BRUNO FALA SOBRE SUA TENTATIVA DE SUICÍDIO: 'DEUS COLOCOU A MÃO NAQUELE MOMENTO'



A área rural acessada por quatro quilômetros de estrada de terra dá um ar convidativo e sereno, quebrado pelo som das grandes trancas de ferro. A música “Aleluia” na entrada e as muitas frases remetendo a Deus e perdão recebem quem visita a Apac de Santa Luzia, na região metropolitana de Belo Horizonte, onde o goleiro Bruno, hoje com 31 anos, está preso há oito meses. No regime fechado, o canto do ex-futuro camisa 1 é a cama dois da cela 18 do bloco 3. Um dos 68.810 presos do estado de Minas Gerais, Bruno cumpre pena de 22 anos e três meses pela morte de Eliza Samúdio em 2010. Mas, com a progressão por dias trabalhados, a liberdade poderá ser respirada já em 2018, segundo seus cálculos. Bruno está sem advogado no momento, mas juristas consultados pela reportagem atestaram ser possível que o goleiro consiga o regime semiaberto em 2018, como o próprio almeja.

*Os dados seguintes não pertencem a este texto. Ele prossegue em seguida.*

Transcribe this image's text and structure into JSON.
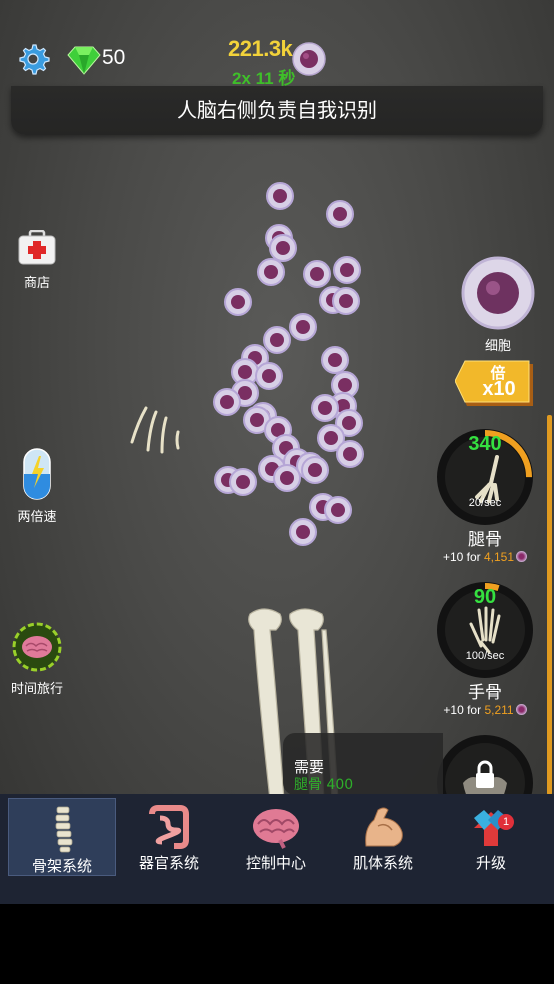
{
  "top_bar": {
    "gems": "50",
    "cells_total": "221.3k",
    "boost_timer": "2x 11 秒"
  },
  "fact_banner": "人脑右侧负责自我识别",
  "left_buttons": {
    "shop": "商店",
    "double_speed": "两倍速",
    "time_travel": "时间旅行"
  },
  "right_panel": {
    "cell_label": "细胞",
    "multiplier_top": "倍",
    "multiplier_value": "x10",
    "upgrades": [
      {
        "name": "腿骨",
        "count": "340",
        "rate": "20/sec",
        "cost_prefix": "+10 for ",
        "cost": "4,151",
        "progress": 0.25
      },
      {
        "name": "手骨",
        "count": "90",
        "rate": "100/sec",
        "cost_prefix": "+10 for ",
        "cost": "5,211",
        "progress": 0.05
      }
    ]
  },
  "need_tooltip": {
    "title": "需要",
    "requirement": "腿骨 400"
  },
  "bottom_nav": [
    {
      "label": "骨架系统",
      "icon": "spine-icon",
      "active": true
    },
    {
      "label": "器官系统",
      "icon": "intestine-icon",
      "active": false
    },
    {
      "label": "控制中心",
      "icon": "brain-icon",
      "active": false
    },
    {
      "label": "肌体系统",
      "icon": "arm-muscle-icon",
      "active": false
    },
    {
      "label": "升级",
      "icon": "upgrade-arrow-icon",
      "active": false,
      "badge": "1"
    }
  ],
  "colors": {
    "gold": "#f2d23a",
    "green": "#35e040",
    "orange": "#f0a020",
    "nav_bg": "#1e2433",
    "nav_active": "#2f3e5a"
  }
}
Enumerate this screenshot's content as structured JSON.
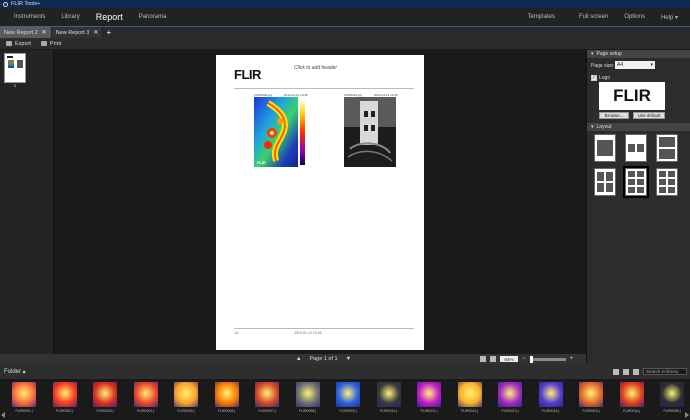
{
  "app": {
    "title": "FLIR Tools+"
  },
  "menu": {
    "items": [
      "Instruments",
      "Library",
      "Report",
      "Panorama"
    ],
    "active": "Report",
    "right": [
      "Templates",
      "Full screen",
      "Options",
      "Help ▾"
    ]
  },
  "tabs": [
    {
      "label": "New Report 2",
      "active": true
    },
    {
      "label": "New Report 3",
      "active": false
    }
  ],
  "toolbar": {
    "export_label": "Export",
    "print_label": "Print"
  },
  "thumbnails": {
    "page_number": "1"
  },
  "report": {
    "logo_text": "FLIR",
    "header_hint": "Click to add header",
    "ir_caption_left": "FLIR0000.jpg",
    "ir_caption_right": "2013-01-12 10:35",
    "photo_caption_left": "FLIR0001.jpg",
    "photo_caption_right": "2013-01-12 10:36",
    "footer_left": "1/1",
    "footer_mid": "2013-01-12 10:40"
  },
  "status": {
    "page_label": "Page 1 of 1",
    "zoom": "64%"
  },
  "page_setup": {
    "title": "Page setup",
    "page_size_label": "Page size:",
    "page_size_value": "A4",
    "logo_label": "Logo",
    "logo_checked": true,
    "logo_text": "FLIR",
    "browse_label": "Browse...",
    "default_label": "Use default"
  },
  "layout": {
    "title": "Layout",
    "selected": 4
  },
  "folder": {
    "label": "Folder ▴",
    "search_placeholder": "Search in library"
  },
  "filmstrip": [
    {
      "name": "FLIR0001.j",
      "color": "#ff6a3a"
    },
    {
      "name": "FLIR0002.j",
      "color": "#ff3b1e"
    },
    {
      "name": "FLIR0003.j",
      "color": "#e0301c"
    },
    {
      "name": "FLIR0004.j",
      "color": "#f0452a"
    },
    {
      "name": "FLIR0005.j",
      "color": "#ffa22a"
    },
    {
      "name": "FLIR0006.j",
      "color": "#ff7a00"
    },
    {
      "name": "FLIR0007.j",
      "color": "#d7472a"
    },
    {
      "name": "FLIR0008.j",
      "color": "#707070"
    },
    {
      "name": "FLIR0009.j",
      "color": "#2e62e0"
    },
    {
      "name": "FLIR0010.j",
      "color": "#3a3a3a"
    },
    {
      "name": "FLIR0011.j",
      "color": "#c31cc9"
    },
    {
      "name": "FLIR0012.j",
      "color": "#ffb12a"
    },
    {
      "name": "FLIR0013.j",
      "color": "#a22ac3"
    },
    {
      "name": "FLIR0014.j",
      "color": "#5a3ad0"
    },
    {
      "name": "FLIR0015.j",
      "color": "#e5682a"
    },
    {
      "name": "FLIR0016.j",
      "color": "#e23c1a"
    },
    {
      "name": "FLIR0055.j",
      "color": "#2d2d2d"
    }
  ]
}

O goleiro recebeu a reportagem do Globo Esporte entre as suas funções na limpeza da capela e a prova de soldador. A rotina começa às 6h, tem três paradas para oração, refeições e horário de lazer a partir das 18h. De lá, acompanha jogos pela televisão, com misto de saudade do Flamengo e paixão pelo Atlético-MG, este estampado na meia que usou durante a entrevista e na calça que sujou de terra com as defesas no treinamento também registrado pela reportagem.



– Reconheço que eu tenho que pagar a minha dívida com a Justiça. Tudo que aconteceu vai servir de experiência. Eu vou voltar. Chega de sofrer, sabe? Eu sofri muito e fiz muitas pessoas sofrerem.

O trabalho diário, a disciplina e o bom tratamento com a família, que não precisa passar por revistas como o agachamento em espelhos no caso das mulheres, fazem com que o índice de recuperação gire em torno de 85%. Hoje no sistema comum estima-se que mais de 70% voltam a reincidir no crime.

Sem o convívio com armas e algemas por perto – não há polícia e agentes penitenciários -, o clima é bem mais leve. A religião é aliada na recuperação. A disciplina, o carro-chefe. Quem se atrasa para as atividades perde benefícios como ligação para familiares e momentos de lazer, como ver televisão. Isso tudo controlado pelo CSS, o Conselho de Sinceridade e Solidariedade, espécie de órgão regulador administrado pelos próprios detentos. Outra grande diferença para o sistema convencional está na taxa de ocupação. No sistema fechado da Apac de Santa Luzia, há espaço para 120, mas atualmente há apenas Bruno e outros 92.

– Quando você vai para uma cadeia de segurança máxima, vai para um lugar chamado COC (Centro de Observação Criminalística). Um lugar de observação durante 15 dias. Mas eu fiquei 10 meses nesse lugar. Na Nelson Hungria, eu sempre fui muito perseguido e maltratado. Os agentes penitenciários faziam muita covardia. A pressão era muito grande. Eu cheguei ao ponto de perder o equilíbrio, acabei tentando o suicídio amarrando um lençol na grade e me joguei. Acabou que Deus botou a mão naquele momento ali e não permitiu que eu tirasse a minha própria vida. Quando eu saltei da ventana, o lençol partiu. Impressionante. Foi um dos momentos mais difíceis da minha caminhada.